Chris Pruett writes on the Robot Invader blog:
Good player handling code is often smoke and mirrors; the player presses buttons and sees a reasonable result, but in between those two operations a whole lot of code is working to ensure that the result is the best of many potential results. For example, my friend Greggman discovered that Mario 3's jumping rules change depending on whether or not a level has slopes in it. Halo's targeting reticle famously slows as it passes over an enemy to make it easier to target with an analog stick without using an auto-aim system. When Spider-Man swings, he certainly does not orient about the spot where his web connects to a building (at least, he didn't in the swinging system I wrote).

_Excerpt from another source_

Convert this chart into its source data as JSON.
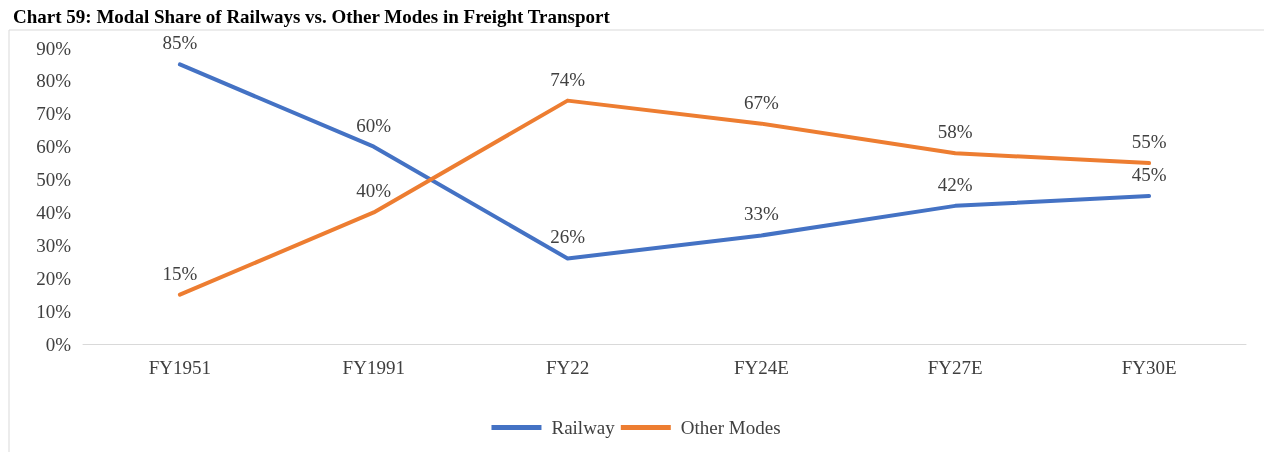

Good player handling code doesn't just translate the player's inputs into action, it tries to discern the player's intent. Once the intended action has been identified, if the rules of the game allow it, good player handling code makes the action happen–even if it means breaking the rules of the simulation a little. The goal of good handling code isn't to maintain a "correct" simulation, it's to provide a fun game. It sucks to miss a jump by three centimeters. It sucks to take the full force of a hit from a blow that visually missed. It sucks to swing into a brick wall at 80 miles per hour instead of continuing down the street. To the extent that the code can understand the player's intent, it should act on that intent rather than on the raw input. Do what I mean, not what I say.
I suppose this explains why I am better at arcade bowling games than I am at actual bowling. More seriously, while I had some vague awareness of this, I am slightly surprised at the breadth (Mario 3!?) and depth to which this "control re-interpretation" takes place.